L’hommage rendu comme chaque année aux victimes revêt cet hiver une importance particulière : Si Jean-Marie Le Pen, chantre de l’OAS, tortionnaire colonialiste, raciste, antisémite, homophobe, anticommuniste viscéral, vient de mourir, ses idées prospèrent.
Non seulement une partie de la droite française n’a pas hésité à le qualifier de visionnaire, mais les hommages rendus par les responsables du Rassemblement national déchirent le voile de respectabilité qui masquent leur véritable idéologie.
Le Pen, qui a créé le Front national avec ses comparses anciens de la Waffen SS, loin d’avoir été le chantre de la souveraineté nationale comme l’affirme Bardella, a toujours soutenu la collaboration avec les nazis, le régime des traitres de Vichy.
Le Rassemblement national assume, comme l’a écrit en son temps Marine Le Pen, la totalité de l’héritage dans ce qu’il a de plus nauséabond. Ses élus, au premier rang desquels Louis Aliot, ont multiplié les stèles glorifiants les criminels de l’OAS. Nombre de ses responsables tiennent ouvertement des propos racistes et antisémites.
Soutenue par les forces étrangères les plus réactionnaires, par les médias de milliardaires qui devant le constat d’un macronisme dévalorisée, qui font pièce sur elle, l’extrême-droite est aux portes du pouvoir.
Il n’y a pas de fatalité à la victoire des partisans de la division des exploités, de la haine, du repliement.
Des millions de nos compatriotes, dans la diversité de leurs opinions et croyances, pratiquent au quotidien la solidarité, se mobilisent dans les luttes sociales et écologiques, avec des valeurs d’ouverture au monde.
Le danger et sans doute immense, mais unis comme nos anciens au temps du Front populaire, de la Résistance, de l’antifascisme des années des guerres de décolonisation, nous devons et pouvons relever le défi.
Les victimes :
Neuf étaient des militants de la CGT et huit du Parti communiste français.
Jean-Pierre Bernard, 30 ans, trois enfants, dessinateur aux télécoms, secrétaire de la section Paris XVe du PCF.
Fanny Dewerpe, 31 ans, un enfant, secrétaire, militante communiste de Montfermeil et militante de L’Union des juifs pour la résistance et l’entraide (UJRE).

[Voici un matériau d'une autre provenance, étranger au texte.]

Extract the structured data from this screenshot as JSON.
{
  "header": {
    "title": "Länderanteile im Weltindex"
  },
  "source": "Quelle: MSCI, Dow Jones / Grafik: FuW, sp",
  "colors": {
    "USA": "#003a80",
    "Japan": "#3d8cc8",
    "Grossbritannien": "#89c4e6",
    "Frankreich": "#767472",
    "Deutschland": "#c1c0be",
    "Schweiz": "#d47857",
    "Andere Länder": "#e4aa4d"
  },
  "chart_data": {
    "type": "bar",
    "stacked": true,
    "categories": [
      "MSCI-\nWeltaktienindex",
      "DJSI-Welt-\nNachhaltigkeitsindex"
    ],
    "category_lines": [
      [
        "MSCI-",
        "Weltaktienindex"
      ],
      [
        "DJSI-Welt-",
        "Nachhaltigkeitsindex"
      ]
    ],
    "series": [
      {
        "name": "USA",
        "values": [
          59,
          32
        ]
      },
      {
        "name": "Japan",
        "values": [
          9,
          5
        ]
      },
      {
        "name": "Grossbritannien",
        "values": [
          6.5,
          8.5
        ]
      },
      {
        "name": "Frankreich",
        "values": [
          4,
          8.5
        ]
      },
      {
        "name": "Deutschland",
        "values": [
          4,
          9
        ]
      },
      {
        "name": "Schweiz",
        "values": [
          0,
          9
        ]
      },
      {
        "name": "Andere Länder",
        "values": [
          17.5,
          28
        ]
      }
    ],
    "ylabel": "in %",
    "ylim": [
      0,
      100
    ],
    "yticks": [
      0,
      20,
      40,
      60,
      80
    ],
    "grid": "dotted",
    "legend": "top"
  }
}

Sa famille avait été décimée par les nazis. Son mari, André Dewerpe, était mort des suites des violences policière, lors de la manifestation du 28 mai 1952 contre la venue en France du général Ridgway, symbole de la guerre de Corée.
Daniel Féry, jeune communiste âgé de 15 ans, employé à la SERP (Routage de l’Humanité).

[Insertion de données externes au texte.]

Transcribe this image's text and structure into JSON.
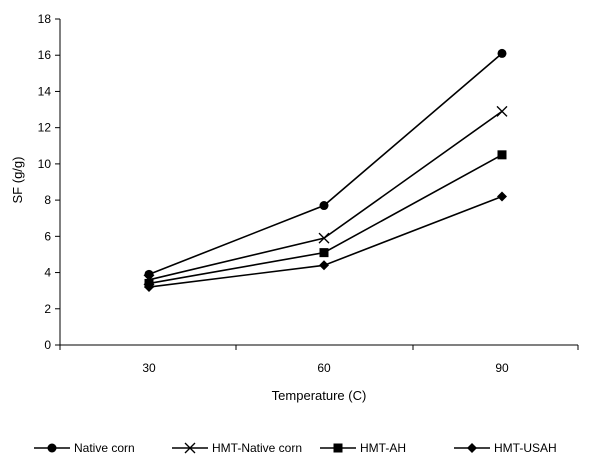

Anne-Claude Godeau, 27 ans, employée aux Chèques postaux, Paris XVe, militante communiste.
Édouard Lemarchand, 41 ans, menuisier, militant communiste et associatif à Amboise, venu en région parisienne depuis un an pour travailler au service des ventes de l’Humanité.

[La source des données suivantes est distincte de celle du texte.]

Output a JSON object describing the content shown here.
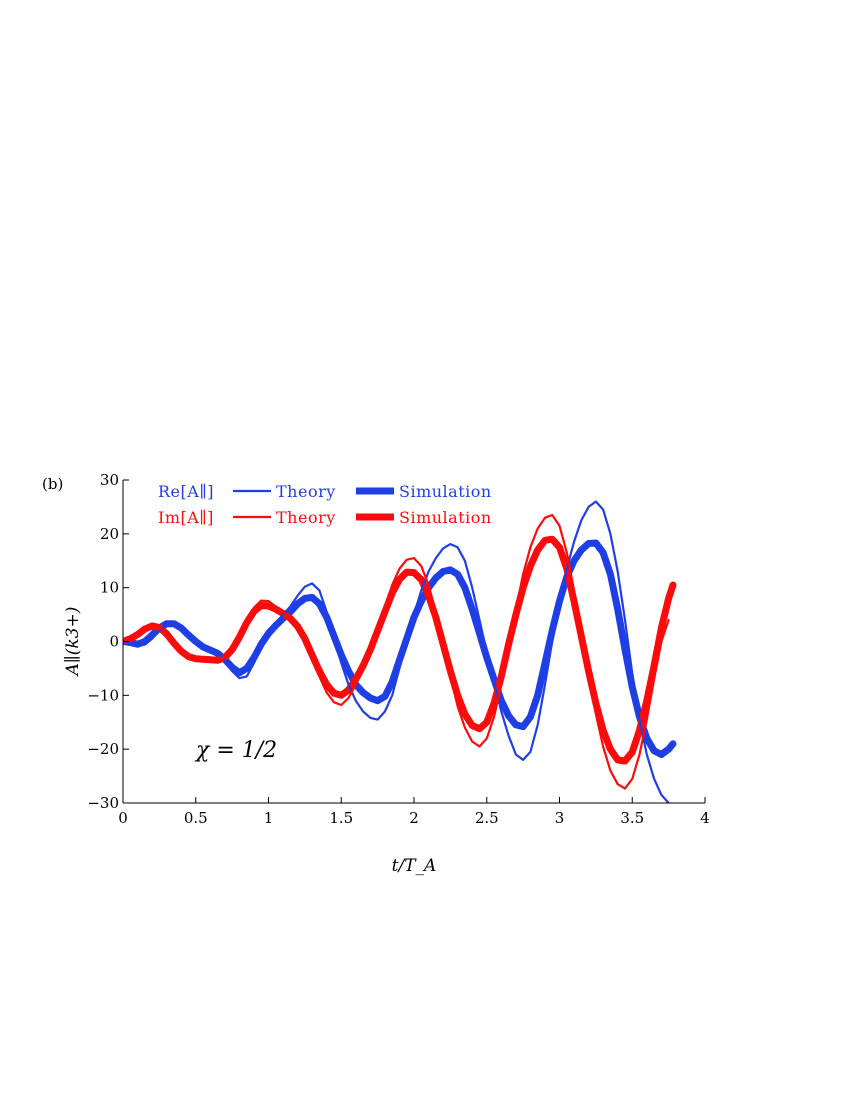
{
  "panel_label": "(b)",
  "annotation": "χ = 1/2",
  "legend": {
    "re_label": "Re[A∥]",
    "im_label": "Im[A∥]",
    "theory_label": "Theory",
    "simulation_label": "Simulation"
  },
  "colors": {
    "re": "#1f3fe6",
    "im": "#ff0a0a",
    "axis": "#000000"
  },
  "chart_data": {
    "type": "line",
    "title": "",
    "xlabel": "t/T_A",
    "ylabel": "A∥(k3+)",
    "xlim": [
      0,
      4
    ],
    "ylim": [
      -30,
      30
    ],
    "xticks": [
      0,
      0.5,
      1,
      1.5,
      2,
      2.5,
      3,
      3.5,
      4
    ],
    "xtick_labels": [
      "0",
      "0.5",
      "1",
      "1.5",
      "2",
      "2.5",
      "3",
      "3.5",
      "4"
    ],
    "yticks": [
      30,
      20,
      10,
      0,
      -10,
      -20,
      -30
    ],
    "ytick_labels": [
      "30",
      "20",
      "10",
      "0",
      "−10",
      "−20",
      "−30"
    ],
    "grid": false,
    "legend_position": "top-left",
    "series": [
      {
        "name": "Re[A∥] Theory",
        "component": "re",
        "style": "thin",
        "points": [
          [
            0,
            0
          ],
          [
            0.05,
            -0.3
          ],
          [
            0.1,
            -0.8
          ],
          [
            0.15,
            -0.6
          ],
          [
            0.2,
            0.5
          ],
          [
            0.25,
            2
          ],
          [
            0.3,
            3.3
          ],
          [
            0.35,
            3.6
          ],
          [
            0.4,
            2.8
          ],
          [
            0.45,
            1.5
          ],
          [
            0.5,
            0
          ],
          [
            0.55,
            -1
          ],
          [
            0.6,
            -1.5
          ],
          [
            0.65,
            -2
          ],
          [
            0.7,
            -3.5
          ],
          [
            0.75,
            -5.5
          ],
          [
            0.8,
            -6.8
          ],
          [
            0.85,
            -6.5
          ],
          [
            0.9,
            -4
          ],
          [
            0.95,
            -1
          ],
          [
            1,
            1.5
          ],
          [
            1.05,
            3.5
          ],
          [
            1.1,
            5
          ],
          [
            1.15,
            6.5
          ],
          [
            1.2,
            8.5
          ],
          [
            1.25,
            10.2
          ],
          [
            1.3,
            10.8
          ],
          [
            1.35,
            9.5
          ],
          [
            1.4,
            5.5
          ],
          [
            1.45,
            0.5
          ],
          [
            1.5,
            -4
          ],
          [
            1.55,
            -8
          ],
          [
            1.6,
            -11
          ],
          [
            1.65,
            -13
          ],
          [
            1.7,
            -14.2
          ],
          [
            1.75,
            -14.5
          ],
          [
            1.8,
            -13
          ],
          [
            1.85,
            -10
          ],
          [
            1.9,
            -5
          ],
          [
            1.95,
            0
          ],
          [
            2,
            5
          ],
          [
            2.05,
            9.5
          ],
          [
            2.1,
            13
          ],
          [
            2.15,
            15.5
          ],
          [
            2.2,
            17.3
          ],
          [
            2.25,
            18.1
          ],
          [
            2.3,
            17.5
          ],
          [
            2.35,
            15
          ],
          [
            2.4,
            10
          ],
          [
            2.45,
            4
          ],
          [
            2.5,
            -2
          ],
          [
            2.55,
            -7.5
          ],
          [
            2.6,
            -13
          ],
          [
            2.65,
            -17.5
          ],
          [
            2.7,
            -21
          ],
          [
            2.75,
            -22
          ],
          [
            2.8,
            -20.5
          ],
          [
            2.85,
            -15.5
          ],
          [
            2.9,
            -8
          ],
          [
            2.95,
            0
          ],
          [
            3,
            7
          ],
          [
            3.05,
            13.5
          ],
          [
            3.1,
            18.5
          ],
          [
            3.15,
            22.5
          ],
          [
            3.2,
            25
          ],
          [
            3.25,
            26
          ],
          [
            3.3,
            24.5
          ],
          [
            3.35,
            20
          ],
          [
            3.4,
            13
          ],
          [
            3.45,
            4
          ],
          [
            3.5,
            -6
          ],
          [
            3.55,
            -14.5
          ],
          [
            3.6,
            -21
          ],
          [
            3.65,
            -25.5
          ],
          [
            3.7,
            -28.5
          ],
          [
            3.75,
            -30
          ]
        ]
      },
      {
        "name": "Re[A∥] Simulation",
        "component": "re",
        "style": "thick",
        "points": [
          [
            0,
            0
          ],
          [
            0.05,
            -0.2
          ],
          [
            0.1,
            -0.5
          ],
          [
            0.15,
            0
          ],
          [
            0.2,
            1.2
          ],
          [
            0.25,
            2.5
          ],
          [
            0.3,
            3.3
          ],
          [
            0.35,
            3.3
          ],
          [
            0.4,
            2.5
          ],
          [
            0.45,
            1.2
          ],
          [
            0.5,
            0
          ],
          [
            0.55,
            -1
          ],
          [
            0.6,
            -1.6
          ],
          [
            0.65,
            -2.2
          ],
          [
            0.7,
            -3.3
          ],
          [
            0.75,
            -4.8
          ],
          [
            0.8,
            -5.8
          ],
          [
            0.85,
            -5
          ],
          [
            0.9,
            -3
          ],
          [
            0.95,
            -0.5
          ],
          [
            1,
            1.5
          ],
          [
            1.05,
            3
          ],
          [
            1.1,
            4.3
          ],
          [
            1.15,
            5.5
          ],
          [
            1.2,
            7
          ],
          [
            1.25,
            8
          ],
          [
            1.3,
            8.2
          ],
          [
            1.35,
            7
          ],
          [
            1.4,
            4.5
          ],
          [
            1.45,
            1
          ],
          [
            1.5,
            -2.5
          ],
          [
            1.55,
            -5.5
          ],
          [
            1.6,
            -8
          ],
          [
            1.65,
            -9.5
          ],
          [
            1.7,
            -10.5
          ],
          [
            1.75,
            -11
          ],
          [
            1.8,
            -10.2
          ],
          [
            1.85,
            -7.5
          ],
          [
            1.9,
            -3.5
          ],
          [
            1.95,
            0.5
          ],
          [
            2,
            4.5
          ],
          [
            2.05,
            7.5
          ],
          [
            2.1,
            10
          ],
          [
            2.15,
            11.8
          ],
          [
            2.2,
            13
          ],
          [
            2.25,
            13.3
          ],
          [
            2.3,
            12.5
          ],
          [
            2.35,
            10
          ],
          [
            2.4,
            6
          ],
          [
            2.45,
            1.5
          ],
          [
            2.5,
            -3
          ],
          [
            2.55,
            -7
          ],
          [
            2.6,
            -11
          ],
          [
            2.65,
            -13.8
          ],
          [
            2.7,
            -15.5
          ],
          [
            2.75,
            -15.8
          ],
          [
            2.8,
            -14
          ],
          [
            2.85,
            -10
          ],
          [
            2.9,
            -4
          ],
          [
            2.95,
            2
          ],
          [
            3,
            7.5
          ],
          [
            3.05,
            12
          ],
          [
            3.1,
            15
          ],
          [
            3.15,
            17
          ],
          [
            3.2,
            18.2
          ],
          [
            3.25,
            18.3
          ],
          [
            3.3,
            16.5
          ],
          [
            3.35,
            12.5
          ],
          [
            3.4,
            6
          ],
          [
            3.45,
            -1.5
          ],
          [
            3.5,
            -8.5
          ],
          [
            3.55,
            -14
          ],
          [
            3.6,
            -18
          ],
          [
            3.65,
            -20.3
          ],
          [
            3.7,
            -21
          ],
          [
            3.75,
            -20
          ],
          [
            3.78,
            -19
          ]
        ]
      },
      {
        "name": "Im[A∥] Theory",
        "component": "im",
        "style": "thin",
        "points": [
          [
            0,
            0
          ],
          [
            0.05,
            0.6
          ],
          [
            0.1,
            1.5
          ],
          [
            0.15,
            2.6
          ],
          [
            0.2,
            3.1
          ],
          [
            0.25,
            2.8
          ],
          [
            0.3,
            1.5
          ],
          [
            0.35,
            -0.2
          ],
          [
            0.4,
            -1.7
          ],
          [
            0.45,
            -2.8
          ],
          [
            0.5,
            -3.2
          ],
          [
            0.55,
            -3.3
          ],
          [
            0.6,
            -3.4
          ],
          [
            0.65,
            -3.5
          ],
          [
            0.7,
            -3
          ],
          [
            0.75,
            -1.5
          ],
          [
            0.8,
            1
          ],
          [
            0.85,
            3.8
          ],
          [
            0.9,
            6.3
          ],
          [
            0.95,
            7.6
          ],
          [
            1,
            7.5
          ],
          [
            1.05,
            6.5
          ],
          [
            1.1,
            5.5
          ],
          [
            1.15,
            4.5
          ],
          [
            1.2,
            3
          ],
          [
            1.25,
            0.5
          ],
          [
            1.3,
            -3
          ],
          [
            1.35,
            -6.5
          ],
          [
            1.4,
            -9.5
          ],
          [
            1.45,
            -11.3
          ],
          [
            1.5,
            -11.8
          ],
          [
            1.55,
            -10.5
          ],
          [
            1.6,
            -8
          ],
          [
            1.65,
            -5
          ],
          [
            1.7,
            -1.5
          ],
          [
            1.75,
            2.5
          ],
          [
            1.8,
            6.5
          ],
          [
            1.85,
            10.5
          ],
          [
            1.9,
            13.5
          ],
          [
            1.95,
            15.2
          ],
          [
            2,
            15.5
          ],
          [
            2.05,
            14
          ],
          [
            2.1,
            10.5
          ],
          [
            2.15,
            5.5
          ],
          [
            2.2,
            -0.5
          ],
          [
            2.25,
            -6.5
          ],
          [
            2.3,
            -12
          ],
          [
            2.35,
            -16
          ],
          [
            2.4,
            -18.6
          ],
          [
            2.45,
            -19.5
          ],
          [
            2.5,
            -18
          ],
          [
            2.55,
            -14
          ],
          [
            2.6,
            -8
          ],
          [
            2.65,
            -1
          ],
          [
            2.7,
            6
          ],
          [
            2.75,
            12.5
          ],
          [
            2.8,
            17.5
          ],
          [
            2.85,
            21
          ],
          [
            2.9,
            23
          ],
          [
            2.95,
            23.5
          ],
          [
            3,
            21.5
          ],
          [
            3.05,
            16.5
          ],
          [
            3.1,
            9.5
          ],
          [
            3.15,
            1.5
          ],
          [
            3.2,
            -6.5
          ],
          [
            3.25,
            -13.5
          ],
          [
            3.3,
            -19.5
          ],
          [
            3.35,
            -24
          ],
          [
            3.4,
            -26.5
          ],
          [
            3.45,
            -27.3
          ],
          [
            3.5,
            -25.5
          ],
          [
            3.55,
            -21
          ],
          [
            3.6,
            -14.5
          ],
          [
            3.65,
            -7
          ],
          [
            3.7,
            0
          ],
          [
            3.75,
            4
          ]
        ]
      },
      {
        "name": "Im[A∥] Simulation",
        "component": "im",
        "style": "thick",
        "points": [
          [
            0,
            0
          ],
          [
            0.05,
            0.5
          ],
          [
            0.1,
            1.3
          ],
          [
            0.15,
            2.3
          ],
          [
            0.2,
            2.9
          ],
          [
            0.25,
            2.6
          ],
          [
            0.3,
            1.4
          ],
          [
            0.35,
            -0.3
          ],
          [
            0.4,
            -1.8
          ],
          [
            0.45,
            -2.8
          ],
          [
            0.5,
            -3.2
          ],
          [
            0.55,
            -3.3
          ],
          [
            0.6,
            -3.4
          ],
          [
            0.65,
            -3.5
          ],
          [
            0.7,
            -3
          ],
          [
            0.75,
            -1.5
          ],
          [
            0.8,
            0.8
          ],
          [
            0.85,
            3.5
          ],
          [
            0.9,
            5.6
          ],
          [
            0.95,
            6.7
          ],
          [
            1,
            6.6
          ],
          [
            1.05,
            6
          ],
          [
            1.1,
            5.2
          ],
          [
            1.15,
            4.3
          ],
          [
            1.2,
            2.8
          ],
          [
            1.25,
            0.5
          ],
          [
            1.3,
            -2.5
          ],
          [
            1.35,
            -5.5
          ],
          [
            1.4,
            -8
          ],
          [
            1.45,
            -9.6
          ],
          [
            1.5,
            -10
          ],
          [
            1.55,
            -9
          ],
          [
            1.6,
            -7
          ],
          [
            1.65,
            -4.5
          ],
          [
            1.7,
            -1.5
          ],
          [
            1.75,
            2
          ],
          [
            1.8,
            5.5
          ],
          [
            1.85,
            9
          ],
          [
            1.9,
            11.5
          ],
          [
            1.95,
            12.9
          ],
          [
            2,
            12.8
          ],
          [
            2.05,
            11.5
          ],
          [
            2.1,
            8.5
          ],
          [
            2.15,
            4.5
          ],
          [
            2.2,
            -0.5
          ],
          [
            2.25,
            -5.5
          ],
          [
            2.3,
            -10
          ],
          [
            2.35,
            -13.5
          ],
          [
            2.4,
            -15.6
          ],
          [
            2.45,
            -16.2
          ],
          [
            2.5,
            -15
          ],
          [
            2.55,
            -11.5
          ],
          [
            2.6,
            -6.5
          ],
          [
            2.65,
            -0.5
          ],
          [
            2.7,
            5
          ],
          [
            2.75,
            10
          ],
          [
            2.8,
            14
          ],
          [
            2.85,
            17
          ],
          [
            2.9,
            18.8
          ],
          [
            2.95,
            19
          ],
          [
            3,
            17.5
          ],
          [
            3.05,
            13.5
          ],
          [
            3.1,
            7.5
          ],
          [
            3.15,
            1
          ],
          [
            3.2,
            -5.5
          ],
          [
            3.25,
            -11.5
          ],
          [
            3.3,
            -16.5
          ],
          [
            3.35,
            -20
          ],
          [
            3.4,
            -22
          ],
          [
            3.45,
            -22.2
          ],
          [
            3.5,
            -20.5
          ],
          [
            3.55,
            -16.5
          ],
          [
            3.6,
            -11
          ],
          [
            3.65,
            -4.5
          ],
          [
            3.7,
            2.5
          ],
          [
            3.75,
            8
          ],
          [
            3.78,
            10.5
          ]
        ]
      }
    ]
  }
}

Suzanne Martorell, 36 ans, trois enfants, employée au routage de l’Humanité.
Hippolyte Pina, 58 ans, maçon, communiste, il avait quitté l’Italie fasciste dans les années trente.
Raymond Wintgens, 44 ans, typographe, militant de la CGT.
Maurice Pochard, 48 ans, deux enfants, décédé à l`hôpital après deux mois de souffrance des suites de ses blessures.
Le personnel de l’Humanité et de sa filiale avait donc payé un lourd tribu à la répression.
Mais aussi des centaines de blessés, dont certains atteints très grave- ment. Leur état a parfois nécessité des soins intensifs, parfois de longues années.
Un agent de la RATP, Mohamed Aït Saada, 28 ans au moment de la manifestation, resta cloué sur un fauteuil roulant durant 21 années avant de mourir des séquelles en 1983.
Des rescapés, aujourd’hui encore, souffrent dans leur chair des blessures reçues. Sans compter les traumatismes psychiques.